Observing the total gas fees paid on Ethereum compared to the fees paid on Polygon it is easy to see why the solution is so attractive for users. Simply put, Polygon is handling 7 times the transactions of Ethereum for less than 0.2% the cost. This efficiency really adds up for high-frequency traders and smaller investors.
Looking at Gross Value Locked (GVL) statistics we can see that Polygon has seen steady growth that was almost unphased by the mid-May correction. This trend will likely continue going forward into the second half of 2021, right up until ETH2.0 is launched.
The recent price action of the MATIC token has also benefitted from the exponential increase of users and transactions. Polygon never set out to replace or compete with Ethereum. Instead, it has succeeded in scaling it, and has taken advantage of the dominating effect that Ethereum has over other projects that have set out to replace it.
Aave & SushiSwap Migrations
There is an ever-growing list of DeFi protocols migrating to Polygon take advantage of its extremely cheap fees and high speed. Aave and SushiSwap are two prime examples of this migration.
For some context, Aave is a decentralised lending protocol built on Ethereum that allows users to borrow (or lend) a large range of crypto assets and stablecoins. With a TVL of over $12 billion it is one of the largest DeFi protocols. SushiSwap is a decentralised exchange, also built on Ethereum, with an average trading volume of over $200m per day.
Both of these protocols benefit greatly from reduced transaction costs and higher speeds. For example, since SushiSwap is an exchange it becomes far more attractive to potential users if the fees are as low as possible and orders are executed quickly.
Aave and SushiSwap have both registered more transactions on the Polygon sidechain than their Ethereum base layer counterparts. It should also be noted that in the transaction count above that the numbers for June are only for the first half of the month.
Statistics show that SushiSwap on Ethereum Layer 1 still handles more transactional volume, when measured in USD value, than its Polygon counterpart. This indicates that whales still prefer to use the Ethereum base layer, which makes sense as Ethereum is more secure and trusted, and gas fees are negligible for those with tens of thousands of dollars in capital.
The current state of DeFi on Ethereum L1 is not sustainable for all but the wealthiest users. The introduction of ETH2.0 will scale Ethereum for the future; however ETH2.0 is not likely to be rolled out until some point in 2022.
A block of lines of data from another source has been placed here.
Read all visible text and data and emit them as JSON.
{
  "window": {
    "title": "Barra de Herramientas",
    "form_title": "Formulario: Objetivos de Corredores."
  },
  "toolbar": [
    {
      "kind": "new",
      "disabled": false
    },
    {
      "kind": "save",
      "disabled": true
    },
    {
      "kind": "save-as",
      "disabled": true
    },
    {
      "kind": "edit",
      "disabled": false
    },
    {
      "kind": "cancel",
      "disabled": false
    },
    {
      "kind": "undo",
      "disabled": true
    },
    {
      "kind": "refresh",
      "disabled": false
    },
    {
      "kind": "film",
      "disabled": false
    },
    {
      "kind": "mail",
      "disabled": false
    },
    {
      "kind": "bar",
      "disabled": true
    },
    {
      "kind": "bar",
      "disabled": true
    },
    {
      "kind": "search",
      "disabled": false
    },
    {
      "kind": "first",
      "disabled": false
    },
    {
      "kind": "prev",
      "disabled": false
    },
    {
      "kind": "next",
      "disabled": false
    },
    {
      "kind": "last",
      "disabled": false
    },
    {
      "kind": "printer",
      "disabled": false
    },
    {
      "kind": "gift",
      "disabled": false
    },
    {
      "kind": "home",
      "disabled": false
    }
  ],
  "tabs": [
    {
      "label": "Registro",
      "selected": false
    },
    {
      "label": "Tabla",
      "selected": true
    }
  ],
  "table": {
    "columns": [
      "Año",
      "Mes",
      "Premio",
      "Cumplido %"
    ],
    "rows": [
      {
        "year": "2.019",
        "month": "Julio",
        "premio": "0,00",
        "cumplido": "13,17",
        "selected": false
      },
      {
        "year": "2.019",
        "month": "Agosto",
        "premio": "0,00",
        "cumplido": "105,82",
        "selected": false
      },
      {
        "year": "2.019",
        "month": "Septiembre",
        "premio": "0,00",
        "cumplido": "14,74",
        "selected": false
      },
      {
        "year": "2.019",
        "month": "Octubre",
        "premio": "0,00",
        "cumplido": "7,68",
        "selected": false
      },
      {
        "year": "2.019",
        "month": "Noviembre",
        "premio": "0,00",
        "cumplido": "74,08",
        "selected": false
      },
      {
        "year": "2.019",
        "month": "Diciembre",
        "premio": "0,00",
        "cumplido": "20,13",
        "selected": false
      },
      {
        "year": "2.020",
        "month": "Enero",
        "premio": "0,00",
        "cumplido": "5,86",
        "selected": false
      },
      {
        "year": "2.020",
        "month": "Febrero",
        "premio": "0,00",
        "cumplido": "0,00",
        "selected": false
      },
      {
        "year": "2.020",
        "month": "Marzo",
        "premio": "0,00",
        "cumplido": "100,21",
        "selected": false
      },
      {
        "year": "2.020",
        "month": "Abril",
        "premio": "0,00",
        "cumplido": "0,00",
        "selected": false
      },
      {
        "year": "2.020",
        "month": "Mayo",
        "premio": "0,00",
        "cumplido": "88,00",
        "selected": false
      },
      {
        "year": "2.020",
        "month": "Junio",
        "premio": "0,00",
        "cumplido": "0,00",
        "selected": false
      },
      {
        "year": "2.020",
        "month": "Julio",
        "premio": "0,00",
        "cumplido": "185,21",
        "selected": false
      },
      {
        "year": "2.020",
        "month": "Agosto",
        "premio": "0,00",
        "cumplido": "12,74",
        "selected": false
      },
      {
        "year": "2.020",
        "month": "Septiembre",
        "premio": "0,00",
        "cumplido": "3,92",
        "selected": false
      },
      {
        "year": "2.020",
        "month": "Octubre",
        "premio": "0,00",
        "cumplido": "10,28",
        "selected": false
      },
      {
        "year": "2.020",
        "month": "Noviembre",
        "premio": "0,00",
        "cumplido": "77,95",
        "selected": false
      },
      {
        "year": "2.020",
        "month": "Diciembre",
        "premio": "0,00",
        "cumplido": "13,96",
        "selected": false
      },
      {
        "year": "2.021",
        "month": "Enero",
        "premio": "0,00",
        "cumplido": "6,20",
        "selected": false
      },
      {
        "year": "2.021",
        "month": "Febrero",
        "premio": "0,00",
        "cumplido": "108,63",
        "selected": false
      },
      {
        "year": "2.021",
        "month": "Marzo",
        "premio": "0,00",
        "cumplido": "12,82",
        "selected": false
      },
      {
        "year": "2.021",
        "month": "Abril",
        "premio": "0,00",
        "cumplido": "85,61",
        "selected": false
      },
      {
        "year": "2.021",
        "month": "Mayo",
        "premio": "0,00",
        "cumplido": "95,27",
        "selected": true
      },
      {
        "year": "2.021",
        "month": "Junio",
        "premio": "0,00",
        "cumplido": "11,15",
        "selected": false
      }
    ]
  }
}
The key takeaway is that unlike projects labelled as “Ethereum Killers”, L2 solutions actually complement the Ethereum network rather than compete with it. Currently these solutions have a kind of placeholder role relieving the pressure on the Ethereum network. Another benefit of L2 is that they will be completely interoperable with ETH2.0, scaling the already impressive improvements that the Ethereum upgrade will bring.
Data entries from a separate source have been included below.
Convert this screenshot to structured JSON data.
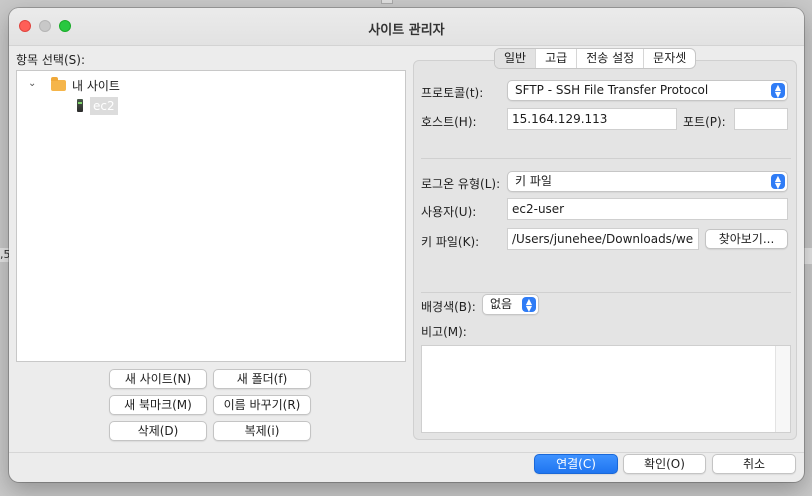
{
  "window": {
    "title": "사이트 관리자"
  },
  "left": {
    "select_entry_label": "항목 선택(S):",
    "tree": {
      "root": "내 사이트",
      "child": "ec2"
    },
    "buttons": {
      "new_site": "새 사이트(N)",
      "new_folder": "새 폴더(f)",
      "new_bookmark": "새 북마크(M)",
      "rename": "이름 바꾸기(R)",
      "delete": "삭제(D)",
      "duplicate": "복제(i)"
    }
  },
  "tabs": [
    "일반",
    "고급",
    "전송 설정",
    "문자셋"
  ],
  "general": {
    "protocol_label": "프로토콜(t):",
    "protocol_value": "SFTP - SSH File Transfer Protocol",
    "host_label": "호스트(H):",
    "host_value": "15.164.129.113",
    "port_label": "포트(P):",
    "port_value": "",
    "logon_type_label": "로그온 유형(L):",
    "logon_type_value": "키 파일",
    "user_label": "사용자(U):",
    "user_value": "ec2-user",
    "keyfile_label": "키 파일(K):",
    "keyfile_value": "/Users/junehee/Downloads/we",
    "browse_button": "찾아보기...",
    "bg_color_label": "배경색(B):",
    "bg_color_value": "없음",
    "comments_label": "비고(M):"
  },
  "footer": {
    "connect": "연결(C)",
    "ok": "확인(O)",
    "cancel": "취소"
  },
  "background": {
    "fragment": ",5"
  },
  "colors": {
    "accent": "#1f75f0",
    "folder": "#f5b54a"
  }
}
An interesting theory is that Layer 2 solutions could well be a catalyst for another DeFi Summer in 2021 due to the massive improvements they bring in terms of transactions speed, cost, and user experience in general. The exponential increase of active wallets using Polygon could be an early indicator of this being the case.
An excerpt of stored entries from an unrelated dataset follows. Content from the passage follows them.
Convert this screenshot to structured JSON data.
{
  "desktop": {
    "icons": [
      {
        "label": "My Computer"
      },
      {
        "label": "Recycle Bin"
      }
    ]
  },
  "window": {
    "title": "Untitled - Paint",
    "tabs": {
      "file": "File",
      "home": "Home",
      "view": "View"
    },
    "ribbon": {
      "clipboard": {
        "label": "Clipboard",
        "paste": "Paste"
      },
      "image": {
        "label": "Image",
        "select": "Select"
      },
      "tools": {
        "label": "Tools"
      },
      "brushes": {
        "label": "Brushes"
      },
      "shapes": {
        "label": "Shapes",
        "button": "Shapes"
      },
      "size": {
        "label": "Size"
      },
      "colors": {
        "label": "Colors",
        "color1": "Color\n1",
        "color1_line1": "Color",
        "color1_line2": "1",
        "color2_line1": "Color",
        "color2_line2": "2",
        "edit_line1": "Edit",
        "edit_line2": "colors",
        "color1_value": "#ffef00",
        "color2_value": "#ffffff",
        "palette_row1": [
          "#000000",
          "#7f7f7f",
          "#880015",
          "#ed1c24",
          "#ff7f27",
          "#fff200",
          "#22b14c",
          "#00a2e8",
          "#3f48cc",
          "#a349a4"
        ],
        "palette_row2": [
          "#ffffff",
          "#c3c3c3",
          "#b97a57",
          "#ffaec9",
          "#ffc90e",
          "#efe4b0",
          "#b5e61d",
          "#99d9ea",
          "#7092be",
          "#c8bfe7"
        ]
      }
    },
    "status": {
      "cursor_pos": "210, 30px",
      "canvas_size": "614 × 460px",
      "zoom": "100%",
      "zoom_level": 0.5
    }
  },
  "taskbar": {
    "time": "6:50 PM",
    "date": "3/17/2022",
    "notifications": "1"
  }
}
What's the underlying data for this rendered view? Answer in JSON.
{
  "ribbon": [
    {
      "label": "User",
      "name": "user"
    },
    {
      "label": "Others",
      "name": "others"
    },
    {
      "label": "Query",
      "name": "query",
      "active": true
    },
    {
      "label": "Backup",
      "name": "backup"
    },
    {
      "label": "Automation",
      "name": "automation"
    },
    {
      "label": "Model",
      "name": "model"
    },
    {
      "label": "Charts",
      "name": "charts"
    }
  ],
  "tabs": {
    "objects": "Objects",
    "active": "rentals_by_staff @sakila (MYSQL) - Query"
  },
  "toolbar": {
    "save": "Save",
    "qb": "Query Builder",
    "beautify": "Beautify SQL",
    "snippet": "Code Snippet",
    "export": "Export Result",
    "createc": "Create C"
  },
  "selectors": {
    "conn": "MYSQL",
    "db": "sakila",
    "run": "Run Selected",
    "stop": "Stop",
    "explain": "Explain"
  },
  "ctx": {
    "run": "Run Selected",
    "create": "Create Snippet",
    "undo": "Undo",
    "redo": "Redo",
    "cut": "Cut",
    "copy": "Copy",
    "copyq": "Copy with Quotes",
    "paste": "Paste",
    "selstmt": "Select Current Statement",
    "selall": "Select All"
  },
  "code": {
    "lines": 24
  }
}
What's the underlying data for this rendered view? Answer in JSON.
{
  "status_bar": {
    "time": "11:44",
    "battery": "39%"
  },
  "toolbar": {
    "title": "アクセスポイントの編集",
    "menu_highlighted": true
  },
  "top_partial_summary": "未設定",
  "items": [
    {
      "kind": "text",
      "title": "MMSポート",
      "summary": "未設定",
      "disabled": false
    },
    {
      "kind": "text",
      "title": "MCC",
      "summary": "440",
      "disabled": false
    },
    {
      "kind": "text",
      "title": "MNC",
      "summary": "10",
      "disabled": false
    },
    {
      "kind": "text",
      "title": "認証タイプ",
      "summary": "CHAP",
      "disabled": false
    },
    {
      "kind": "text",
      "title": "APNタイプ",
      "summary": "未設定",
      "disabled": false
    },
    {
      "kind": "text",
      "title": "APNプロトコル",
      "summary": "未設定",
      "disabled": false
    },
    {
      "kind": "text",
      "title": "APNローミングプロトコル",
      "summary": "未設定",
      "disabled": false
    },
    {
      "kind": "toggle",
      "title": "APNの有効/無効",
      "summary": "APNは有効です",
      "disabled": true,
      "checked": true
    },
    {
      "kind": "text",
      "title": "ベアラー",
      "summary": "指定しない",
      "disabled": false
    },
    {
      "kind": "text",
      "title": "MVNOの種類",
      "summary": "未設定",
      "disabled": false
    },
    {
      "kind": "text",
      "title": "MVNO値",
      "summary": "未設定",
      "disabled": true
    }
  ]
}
Layer 2 undoubtedly makes Ethereum more accessible to retail investors. We believe that the crypto market is in a super-cycle, and this would pave the way for massive amounts of capital to flow in to DeFi. Additionally, it is obvious to us that DeFi is extremely undervalued and essentially still in its infancy. Just as in traditional finance, productive assets are the key to growing sustainable wealth as they lead to passive income – the earlier these assets are accumulated, the greater the future returns.